THE RENAL REABSORPTIVE MECHANISM FOR INORGANIC PHOSPHATE IN NORMAL AND ACIDOTIC DOGS

Abstract
The renal tubular reabsorption of inorganic phosphate has been studied in unanesthetized dogs. Plasma concs. ranging from 1-52 mg. % phosphate phosphorous were attained by continuous intravenous infusion of neutral Na phosphate. The data demonstrate that phosphate is reabsorbed by an active mechanism which exhibits a definite limitation of re-absorptive capacity. In the 4 dogs studied, which weighed from 15-20 kg., this reabsorptive capacity amounted to 3-4.5 mg. of phosphate phosphorous/min. When the tubular load exceeds this capacity, the excess is excreted quantitatively. The maximal rate of reabsorption is attained at somewhat higher loads than are necessary to initiate excretion, and therefore no sharp renal threshold exists. Saturation of the glucose reabsorptive mechanism depresses the maximal capacity for tubular reabsorption of phosphate, demonstrating competition between these 2 systems. Yet phlorizin, which blocks the reabsorption of glucose, is without effect or may increase slightly the reabsorption of phosphate. This indicates that the renal mechanisms cannot be identical in their entirety.
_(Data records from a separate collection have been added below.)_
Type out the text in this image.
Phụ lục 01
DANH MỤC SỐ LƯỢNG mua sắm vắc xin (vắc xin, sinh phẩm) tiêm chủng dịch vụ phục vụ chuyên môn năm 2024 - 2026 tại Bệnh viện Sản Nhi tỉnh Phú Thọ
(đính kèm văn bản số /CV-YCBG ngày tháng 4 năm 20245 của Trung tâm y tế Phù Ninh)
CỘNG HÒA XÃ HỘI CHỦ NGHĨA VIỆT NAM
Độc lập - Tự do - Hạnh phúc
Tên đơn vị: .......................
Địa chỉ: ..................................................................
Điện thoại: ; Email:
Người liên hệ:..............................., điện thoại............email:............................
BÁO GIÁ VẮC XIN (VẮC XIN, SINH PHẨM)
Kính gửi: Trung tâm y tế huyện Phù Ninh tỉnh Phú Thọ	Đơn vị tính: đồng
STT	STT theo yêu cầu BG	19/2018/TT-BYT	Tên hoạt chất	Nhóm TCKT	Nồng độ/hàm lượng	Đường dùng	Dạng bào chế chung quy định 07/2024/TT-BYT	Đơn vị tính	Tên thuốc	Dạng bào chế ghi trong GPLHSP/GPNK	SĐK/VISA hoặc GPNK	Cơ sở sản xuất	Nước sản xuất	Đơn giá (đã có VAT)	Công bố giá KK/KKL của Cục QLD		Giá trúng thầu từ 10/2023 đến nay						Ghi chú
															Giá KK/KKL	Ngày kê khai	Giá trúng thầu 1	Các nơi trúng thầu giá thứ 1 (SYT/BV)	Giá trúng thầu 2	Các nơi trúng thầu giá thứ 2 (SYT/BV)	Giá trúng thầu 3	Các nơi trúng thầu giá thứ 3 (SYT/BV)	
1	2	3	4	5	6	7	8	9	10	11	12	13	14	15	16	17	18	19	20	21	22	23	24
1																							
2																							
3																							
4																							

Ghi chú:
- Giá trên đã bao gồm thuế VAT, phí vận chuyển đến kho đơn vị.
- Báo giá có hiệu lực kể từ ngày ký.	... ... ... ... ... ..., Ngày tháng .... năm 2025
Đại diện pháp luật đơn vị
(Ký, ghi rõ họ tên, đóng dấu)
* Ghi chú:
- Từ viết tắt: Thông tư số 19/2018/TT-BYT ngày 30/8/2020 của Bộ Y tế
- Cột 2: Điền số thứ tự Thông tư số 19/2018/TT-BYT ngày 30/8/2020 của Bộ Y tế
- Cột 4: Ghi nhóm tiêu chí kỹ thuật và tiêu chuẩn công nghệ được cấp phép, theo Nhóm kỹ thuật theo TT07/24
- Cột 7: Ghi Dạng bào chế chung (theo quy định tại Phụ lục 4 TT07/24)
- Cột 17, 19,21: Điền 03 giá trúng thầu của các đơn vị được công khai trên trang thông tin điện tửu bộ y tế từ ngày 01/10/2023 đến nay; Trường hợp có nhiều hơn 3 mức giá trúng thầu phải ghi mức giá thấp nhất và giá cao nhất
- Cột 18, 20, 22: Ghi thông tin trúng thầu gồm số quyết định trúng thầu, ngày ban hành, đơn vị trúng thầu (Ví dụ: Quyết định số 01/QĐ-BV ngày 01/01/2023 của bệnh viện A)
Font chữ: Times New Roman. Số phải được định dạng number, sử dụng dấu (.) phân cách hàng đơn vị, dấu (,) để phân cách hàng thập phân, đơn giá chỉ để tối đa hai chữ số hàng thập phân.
The reabsorptive capacity for phosphate remains constant in spite of considerable alterations in the plasma electrolyte pattern. Changes in acid base balance represented by CO2 combining powers ranging from 29 to 93 vol. % have no effect on the phosphate reabsorptive mechanism. The importance of phosphate excretion in correcting a state of acidosis is dependent solely on its presence as the chief buffer constituent of the urine; it is not indicative of any specific response of the tubular reabsorptive mechanism.